Visualizing and debugging an EKF

I am currently debugging and tuning an EKF (Extended Kalman Filter). The task is classical mobile robot pose tracking where landmarks are AR markers.

Sometimes I am surprised how some measurement affects the estimate. When I look at and calculate the numbers and matrices involved, I can work out how the update step got executed, what and why exactly happened, but this is very tedious.

So I wonder if anyone is using some technique, trick or clever visualization to get a better feel of what is happening in the EKF update step?

UPDATE #1 (will be more specific and show first approximation of what I have in mind)

What I am looking for, is some way to visualize one update step in a way that gives me a feel of how each component of the measurement affects each component of the state.

My very first idea is to plot the measurement and it's prediction together with some vectors taken from the K matrix. The vectors from K represent how the innovation vector (measurement - measurement prediction, not plotted) will affect each component of the state.

Currently I am working with an EKF where the state is 2D pose (x,y,angle) and the measurements are also 2D poses.

In the attached image(open it in new page/tab to see in full resolution), the (scaled) vector K(1,1:2) (MATLAB syntax to take a submatrix from 3x3 matrix) should give an idea how the first component of the EKF state will change with the current innovation vector, K(2,1:2) how the second component of EKF will change, etc. In this example, the innovation vector has a relatively large x component and it is aligned with vector K(2,1:2) - the second component of the state (y coordinate) will change the most.

One problem in this plot is that it does not give a feel of how the third component(angle) of the innovation vector affects the state. The first component of the state increases a bit, contrary to what K(1:1:2) indicates - the third component of the innovation causes this, but currently I can not visualize this.

First improvement would be to visualize how the third component of the innovation affects the state.

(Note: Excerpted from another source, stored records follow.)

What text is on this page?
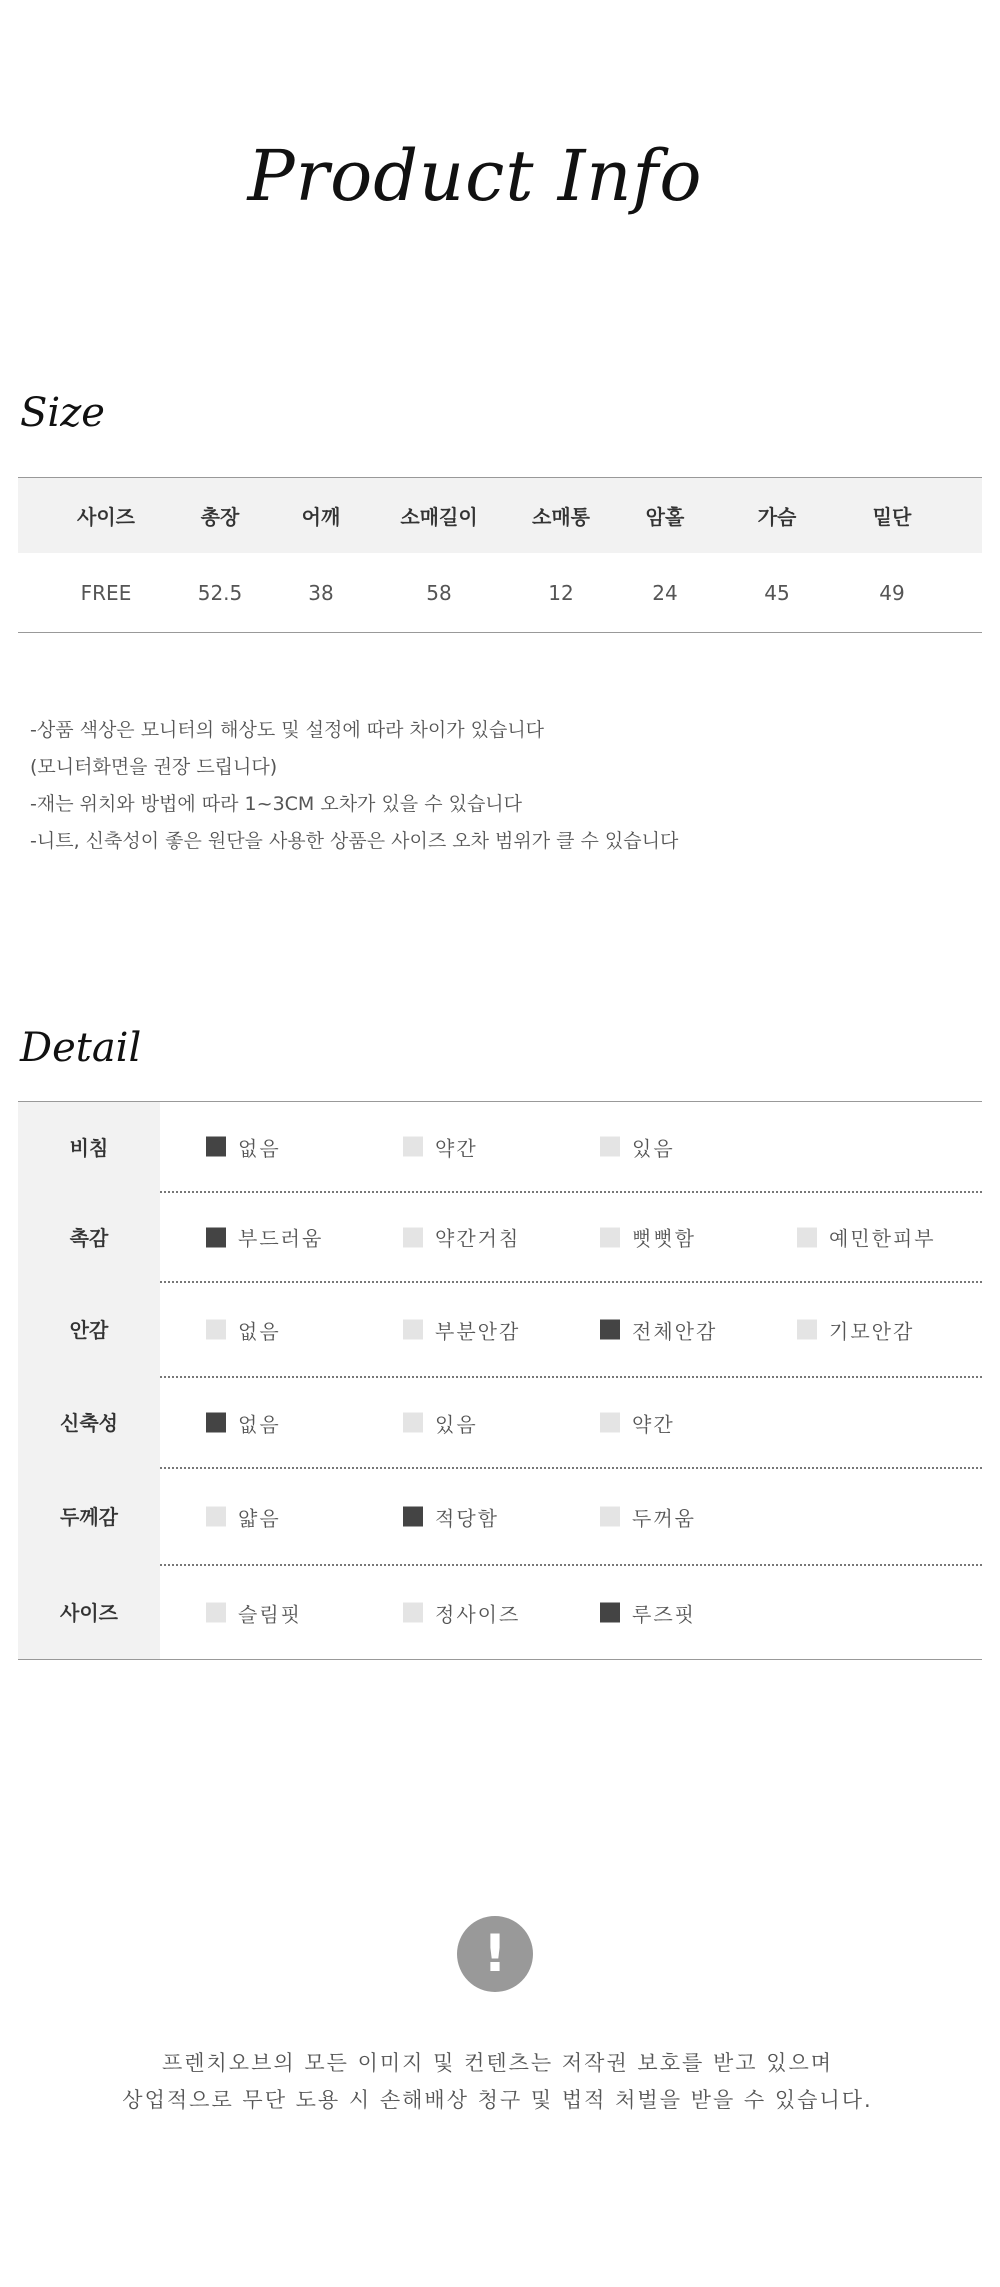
Product Info
Size
사이즈	총장	어깨	소매길이	소매통	암홀	가슴	밑단
FREE	52.5	38	58	12	24	45	49
-상품 색상은 모니터의 해상도 및 설정에 따라 차이가 있습니다
(모니터화면을 권장 드립니다)
-재는 위치와 방법에 따라 1~3CM 오차가 있을 수 있습니다
-니트, 신축성이 좋은 원단을 사용한 상품은 사이즈 오차 범위가 클 수 있습니다
Detail
비침	없음	약간	있음
촉감	부드러움	약간거침	뻣뻣함	예민한피부
안감	없음	부분안감	전체안감	기모안감
신축성	없음	있음	약간
두께감	얇음	적당함	두꺼움
사이즈	슬림핏	정사이즈	루즈핏
!
프렌치오브의 모든 이미지 및 컨텐츠는 저작권 보호를 받고 있으며
상업적으로 무단 도용 시 손해배상 청구 및 법적 처벌을 받을 수 있습니다.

Then it would be nice to add covariance data to get a feel how the K matrix is created.

UPDATE #2 Now the plot has vectors in state-space that show how each component of measurement changes the position. From this plot, I can see that the third component of the measurement changes the state most.

• You could try simulating the EKF on Gazebo Data. Commented May 23, 2013 at 4:52
• Thanks for the update @Ian and sorry it has taken me so long to notice. *8') Commented Aug 31, 2014 at 10:25

A very informative way to visualize the effect of measurements (for me) is to plot the state of the robot (mean, with covariance ellipse) before and after each measurement. Then, take the individual components of the measurement (bearing, range for AR markers), and apply them separately to get a feel for it.

To do this:

I use one or more of these functions to plot the ellipse. To find the constants $a,b$, note that they are the square roots of the eigenvalues of the covariance matrix. Then sample the angle $\theta$ over $[0, 2\pi]$ and find the range from the hypothesis. using the linked equation. I especially recommend using this equation:

$$r(\theta) = \frac{ab}{\sqrt{b\cos^2\theta + a\sin^2\theta} }$$

Tracking the covariance of the prior hypothesis, measured state, and posterior hypothesis is usually sufficient to find if the equations of an EKF are being applied correctly.

Good luck, and don't update your question too frequently. Instead, come back with new questions.

Something that is often done is to plot the state variables over time as well as their 3-sigma intervals. Points where this interval shrinks are the updates, where you could possibly annotate the source of the measurements involved.

Besides errors in implementation which should be checked (not only wrong equations, but numerically unstable equations as well), the effect of updates is only directly affected by the difference between what is "expected" and "measured" and their respective uncertainties. So you might be interested in figuring out a way to visualize this balance in terms of the time progression in the first plot.